Für eine 25jährige schon eine Leistung, die eine deutschlandweite mediale Beachtung sicherstellt. Wenn man darüber berichtet, dass Dieter Bohlen seine Zehnennägel lackiert oder dies in einer Kneipe in Hannover-Süd ankündigt, kann man auch über Frau W berichten.

Diese Art der Berichterstattung ist das Ärgernis, nicht Frau W., die ist nur der Steinbrück, d.h. Profiteur, davon...

sie ist halt ..

die einzige Person, an die man sich von den Piraten noch erinnert. Eigentlich sind die Piraten inzwischen weitgehend in der Versenkung verschwunden. Schade - hatte die auch schon mal gewählt.
Geblieben ist nicht viel in der Erinnerung. Querelen zwischen den Merkwürden in der Führungsriege vielleicht. Und sonst?

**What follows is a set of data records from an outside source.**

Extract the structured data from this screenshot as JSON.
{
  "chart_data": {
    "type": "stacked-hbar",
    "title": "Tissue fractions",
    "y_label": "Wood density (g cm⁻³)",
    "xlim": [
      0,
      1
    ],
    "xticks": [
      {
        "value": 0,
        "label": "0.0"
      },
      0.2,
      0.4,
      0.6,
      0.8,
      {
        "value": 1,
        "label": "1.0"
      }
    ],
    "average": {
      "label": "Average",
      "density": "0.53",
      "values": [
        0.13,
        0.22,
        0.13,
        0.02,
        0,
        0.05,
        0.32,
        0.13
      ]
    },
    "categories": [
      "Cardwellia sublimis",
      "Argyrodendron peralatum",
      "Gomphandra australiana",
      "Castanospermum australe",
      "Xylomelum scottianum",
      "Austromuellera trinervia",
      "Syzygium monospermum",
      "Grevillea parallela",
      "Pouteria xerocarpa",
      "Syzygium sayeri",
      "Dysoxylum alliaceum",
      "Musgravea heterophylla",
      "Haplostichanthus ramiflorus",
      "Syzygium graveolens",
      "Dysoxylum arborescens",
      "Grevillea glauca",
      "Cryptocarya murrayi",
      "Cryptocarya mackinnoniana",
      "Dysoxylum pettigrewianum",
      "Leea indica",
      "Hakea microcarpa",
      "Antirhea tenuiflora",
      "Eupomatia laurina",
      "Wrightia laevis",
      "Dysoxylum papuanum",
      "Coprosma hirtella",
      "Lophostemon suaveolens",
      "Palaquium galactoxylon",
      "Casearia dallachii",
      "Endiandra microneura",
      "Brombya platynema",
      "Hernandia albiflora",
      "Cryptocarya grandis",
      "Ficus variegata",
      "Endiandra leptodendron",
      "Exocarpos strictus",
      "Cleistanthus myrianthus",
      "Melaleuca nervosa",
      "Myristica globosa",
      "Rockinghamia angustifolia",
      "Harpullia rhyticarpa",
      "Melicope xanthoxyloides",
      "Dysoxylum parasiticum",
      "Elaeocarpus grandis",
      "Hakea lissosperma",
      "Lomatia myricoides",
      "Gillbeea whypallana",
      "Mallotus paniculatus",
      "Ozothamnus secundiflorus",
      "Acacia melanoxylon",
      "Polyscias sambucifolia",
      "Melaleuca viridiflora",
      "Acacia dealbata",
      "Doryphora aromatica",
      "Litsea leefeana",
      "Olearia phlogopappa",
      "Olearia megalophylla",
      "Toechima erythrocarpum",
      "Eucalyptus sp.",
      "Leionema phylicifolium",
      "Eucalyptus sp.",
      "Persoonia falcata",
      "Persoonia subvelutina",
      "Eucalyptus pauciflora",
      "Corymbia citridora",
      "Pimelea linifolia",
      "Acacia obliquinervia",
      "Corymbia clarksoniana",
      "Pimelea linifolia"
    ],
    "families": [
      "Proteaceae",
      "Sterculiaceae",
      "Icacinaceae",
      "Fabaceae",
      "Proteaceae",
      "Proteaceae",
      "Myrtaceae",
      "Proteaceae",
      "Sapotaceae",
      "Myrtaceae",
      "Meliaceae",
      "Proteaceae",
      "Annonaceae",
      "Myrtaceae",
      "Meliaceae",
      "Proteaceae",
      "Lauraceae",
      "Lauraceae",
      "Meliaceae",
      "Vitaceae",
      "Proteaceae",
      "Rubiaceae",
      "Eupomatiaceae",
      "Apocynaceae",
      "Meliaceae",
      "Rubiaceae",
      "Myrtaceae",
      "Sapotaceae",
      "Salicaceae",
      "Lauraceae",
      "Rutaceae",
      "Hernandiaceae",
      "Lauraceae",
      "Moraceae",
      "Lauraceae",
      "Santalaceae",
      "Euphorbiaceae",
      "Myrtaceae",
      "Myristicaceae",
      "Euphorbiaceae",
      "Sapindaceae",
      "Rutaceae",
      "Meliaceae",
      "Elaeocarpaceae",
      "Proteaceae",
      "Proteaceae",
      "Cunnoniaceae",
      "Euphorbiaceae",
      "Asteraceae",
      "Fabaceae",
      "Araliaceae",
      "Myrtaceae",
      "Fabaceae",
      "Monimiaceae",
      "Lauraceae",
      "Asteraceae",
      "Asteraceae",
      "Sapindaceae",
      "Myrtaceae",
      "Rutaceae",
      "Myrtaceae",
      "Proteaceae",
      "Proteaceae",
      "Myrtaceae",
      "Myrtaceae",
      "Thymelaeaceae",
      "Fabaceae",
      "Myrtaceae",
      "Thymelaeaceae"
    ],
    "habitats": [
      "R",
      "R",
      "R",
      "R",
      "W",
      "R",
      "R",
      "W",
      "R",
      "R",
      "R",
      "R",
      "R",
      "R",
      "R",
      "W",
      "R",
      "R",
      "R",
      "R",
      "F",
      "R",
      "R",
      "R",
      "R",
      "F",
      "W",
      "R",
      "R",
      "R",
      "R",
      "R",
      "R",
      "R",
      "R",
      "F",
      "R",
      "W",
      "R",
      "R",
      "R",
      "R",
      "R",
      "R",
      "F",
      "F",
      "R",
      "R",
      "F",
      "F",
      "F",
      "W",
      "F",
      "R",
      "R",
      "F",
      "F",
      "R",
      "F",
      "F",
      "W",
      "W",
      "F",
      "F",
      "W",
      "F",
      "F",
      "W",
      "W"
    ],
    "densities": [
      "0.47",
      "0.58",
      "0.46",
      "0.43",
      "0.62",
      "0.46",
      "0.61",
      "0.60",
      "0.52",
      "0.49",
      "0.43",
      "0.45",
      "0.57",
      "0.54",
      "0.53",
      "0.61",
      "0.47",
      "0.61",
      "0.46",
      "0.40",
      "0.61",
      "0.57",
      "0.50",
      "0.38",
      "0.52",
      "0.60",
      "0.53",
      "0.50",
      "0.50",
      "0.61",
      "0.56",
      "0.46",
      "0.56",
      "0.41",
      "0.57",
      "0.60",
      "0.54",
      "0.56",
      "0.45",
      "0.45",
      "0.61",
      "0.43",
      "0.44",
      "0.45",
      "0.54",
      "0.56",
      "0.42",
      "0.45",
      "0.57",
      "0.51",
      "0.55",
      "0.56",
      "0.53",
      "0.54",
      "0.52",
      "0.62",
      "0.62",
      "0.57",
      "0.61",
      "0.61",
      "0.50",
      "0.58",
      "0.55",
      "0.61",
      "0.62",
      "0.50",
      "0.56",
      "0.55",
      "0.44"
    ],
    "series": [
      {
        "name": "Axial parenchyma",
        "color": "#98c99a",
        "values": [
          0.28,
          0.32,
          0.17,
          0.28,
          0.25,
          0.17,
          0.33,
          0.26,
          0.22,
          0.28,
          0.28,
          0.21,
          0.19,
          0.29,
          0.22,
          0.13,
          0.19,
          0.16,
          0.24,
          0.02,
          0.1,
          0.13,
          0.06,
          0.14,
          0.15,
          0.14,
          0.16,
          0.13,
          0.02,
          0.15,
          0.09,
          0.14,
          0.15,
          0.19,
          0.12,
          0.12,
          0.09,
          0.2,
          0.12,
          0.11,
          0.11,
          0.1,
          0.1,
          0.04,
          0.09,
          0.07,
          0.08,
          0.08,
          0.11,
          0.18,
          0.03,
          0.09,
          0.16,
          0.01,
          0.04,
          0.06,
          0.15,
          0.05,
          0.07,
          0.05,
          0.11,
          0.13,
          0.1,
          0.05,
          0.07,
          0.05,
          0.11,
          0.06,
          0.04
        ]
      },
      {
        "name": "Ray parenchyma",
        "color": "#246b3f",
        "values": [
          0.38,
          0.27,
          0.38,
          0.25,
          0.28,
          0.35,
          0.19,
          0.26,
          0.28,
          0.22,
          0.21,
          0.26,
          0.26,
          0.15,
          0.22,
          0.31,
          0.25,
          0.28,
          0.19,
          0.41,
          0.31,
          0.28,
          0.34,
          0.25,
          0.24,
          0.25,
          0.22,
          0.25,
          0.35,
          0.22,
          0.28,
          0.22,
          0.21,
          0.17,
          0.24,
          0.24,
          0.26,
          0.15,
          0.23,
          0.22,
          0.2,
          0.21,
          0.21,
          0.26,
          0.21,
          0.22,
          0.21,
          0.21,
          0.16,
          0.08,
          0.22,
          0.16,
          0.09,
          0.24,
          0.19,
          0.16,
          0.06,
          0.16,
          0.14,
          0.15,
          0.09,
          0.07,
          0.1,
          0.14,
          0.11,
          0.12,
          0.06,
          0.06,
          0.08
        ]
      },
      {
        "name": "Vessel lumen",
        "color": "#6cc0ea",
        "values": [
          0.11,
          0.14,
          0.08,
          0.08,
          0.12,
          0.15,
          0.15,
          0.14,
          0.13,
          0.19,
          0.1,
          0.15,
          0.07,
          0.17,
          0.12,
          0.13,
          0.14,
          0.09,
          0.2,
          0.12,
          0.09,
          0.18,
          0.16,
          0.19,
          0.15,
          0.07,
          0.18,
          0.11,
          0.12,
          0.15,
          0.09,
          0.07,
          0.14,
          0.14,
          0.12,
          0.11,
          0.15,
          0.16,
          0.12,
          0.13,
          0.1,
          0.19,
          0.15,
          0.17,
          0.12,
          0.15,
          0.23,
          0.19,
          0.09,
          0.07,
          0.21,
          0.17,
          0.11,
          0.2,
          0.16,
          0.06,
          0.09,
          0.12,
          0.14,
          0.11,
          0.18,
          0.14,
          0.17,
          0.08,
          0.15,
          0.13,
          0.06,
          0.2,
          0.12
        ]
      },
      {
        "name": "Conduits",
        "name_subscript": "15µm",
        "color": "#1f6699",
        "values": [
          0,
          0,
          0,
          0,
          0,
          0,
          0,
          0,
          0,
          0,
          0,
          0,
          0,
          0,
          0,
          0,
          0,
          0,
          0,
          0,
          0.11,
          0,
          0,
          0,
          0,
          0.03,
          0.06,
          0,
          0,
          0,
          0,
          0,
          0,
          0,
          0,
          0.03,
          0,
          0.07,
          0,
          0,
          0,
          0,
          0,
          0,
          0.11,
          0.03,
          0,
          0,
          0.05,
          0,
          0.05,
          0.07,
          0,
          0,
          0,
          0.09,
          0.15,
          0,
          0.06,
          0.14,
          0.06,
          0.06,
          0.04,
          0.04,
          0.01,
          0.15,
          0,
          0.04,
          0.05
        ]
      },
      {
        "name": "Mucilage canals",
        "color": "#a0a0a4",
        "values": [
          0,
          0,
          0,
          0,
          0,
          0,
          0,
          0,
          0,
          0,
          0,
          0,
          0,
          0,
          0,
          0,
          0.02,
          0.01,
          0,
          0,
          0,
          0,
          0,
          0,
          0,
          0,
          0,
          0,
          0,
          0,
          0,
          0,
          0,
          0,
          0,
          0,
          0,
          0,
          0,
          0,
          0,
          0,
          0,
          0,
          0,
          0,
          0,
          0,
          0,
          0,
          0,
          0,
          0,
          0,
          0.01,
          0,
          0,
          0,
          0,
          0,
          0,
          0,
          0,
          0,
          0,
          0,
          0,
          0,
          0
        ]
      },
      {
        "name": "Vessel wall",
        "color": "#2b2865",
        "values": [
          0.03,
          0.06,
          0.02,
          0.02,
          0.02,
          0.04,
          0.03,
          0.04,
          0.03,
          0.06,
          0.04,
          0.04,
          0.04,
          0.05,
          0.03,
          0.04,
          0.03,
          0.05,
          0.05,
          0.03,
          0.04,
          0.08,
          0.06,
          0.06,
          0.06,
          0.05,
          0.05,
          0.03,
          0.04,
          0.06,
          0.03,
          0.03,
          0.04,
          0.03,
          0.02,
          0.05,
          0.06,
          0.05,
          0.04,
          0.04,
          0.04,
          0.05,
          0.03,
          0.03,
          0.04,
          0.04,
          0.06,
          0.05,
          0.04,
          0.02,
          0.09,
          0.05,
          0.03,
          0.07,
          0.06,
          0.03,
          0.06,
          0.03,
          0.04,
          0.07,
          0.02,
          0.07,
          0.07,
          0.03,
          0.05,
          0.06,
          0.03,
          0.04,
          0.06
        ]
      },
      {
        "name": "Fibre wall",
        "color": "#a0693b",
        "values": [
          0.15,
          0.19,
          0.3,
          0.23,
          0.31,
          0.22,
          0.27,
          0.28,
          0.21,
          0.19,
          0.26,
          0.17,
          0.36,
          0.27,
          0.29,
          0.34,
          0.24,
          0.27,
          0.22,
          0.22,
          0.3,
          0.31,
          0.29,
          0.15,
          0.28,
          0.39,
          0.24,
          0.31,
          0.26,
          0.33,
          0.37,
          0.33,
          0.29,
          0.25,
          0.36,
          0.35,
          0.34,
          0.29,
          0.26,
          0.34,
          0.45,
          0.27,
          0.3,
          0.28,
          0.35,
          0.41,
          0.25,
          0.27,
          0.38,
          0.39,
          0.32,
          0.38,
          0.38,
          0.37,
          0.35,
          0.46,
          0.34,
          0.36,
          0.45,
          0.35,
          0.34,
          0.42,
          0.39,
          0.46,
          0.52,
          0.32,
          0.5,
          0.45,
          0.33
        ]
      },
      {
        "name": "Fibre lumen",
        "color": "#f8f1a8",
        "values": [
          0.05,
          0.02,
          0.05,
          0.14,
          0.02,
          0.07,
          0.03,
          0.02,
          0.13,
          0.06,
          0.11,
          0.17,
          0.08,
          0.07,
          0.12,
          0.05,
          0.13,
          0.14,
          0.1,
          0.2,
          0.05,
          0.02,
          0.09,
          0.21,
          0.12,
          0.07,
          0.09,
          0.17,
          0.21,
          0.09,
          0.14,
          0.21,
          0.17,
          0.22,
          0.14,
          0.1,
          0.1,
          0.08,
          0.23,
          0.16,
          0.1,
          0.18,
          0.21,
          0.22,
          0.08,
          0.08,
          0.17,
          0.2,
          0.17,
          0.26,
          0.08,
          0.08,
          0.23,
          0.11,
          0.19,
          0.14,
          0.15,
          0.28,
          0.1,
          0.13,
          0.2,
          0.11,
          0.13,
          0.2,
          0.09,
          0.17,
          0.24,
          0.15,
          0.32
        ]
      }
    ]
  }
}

Am meisten verstört hat mich dieses allgegenwärtige PC-Getippsel und Tablet-Gewische auf den Parteitagen. Ähnlich abschreckend wie früher das Gestricke bei den 'Grünen'.
Man braucht in einer Partei Leute mit Persönlichkeit und keine dumpfen Anhängsel von Laptop-Tastaturen. Mit besserer Kommunikationskultur kämen sie weiter.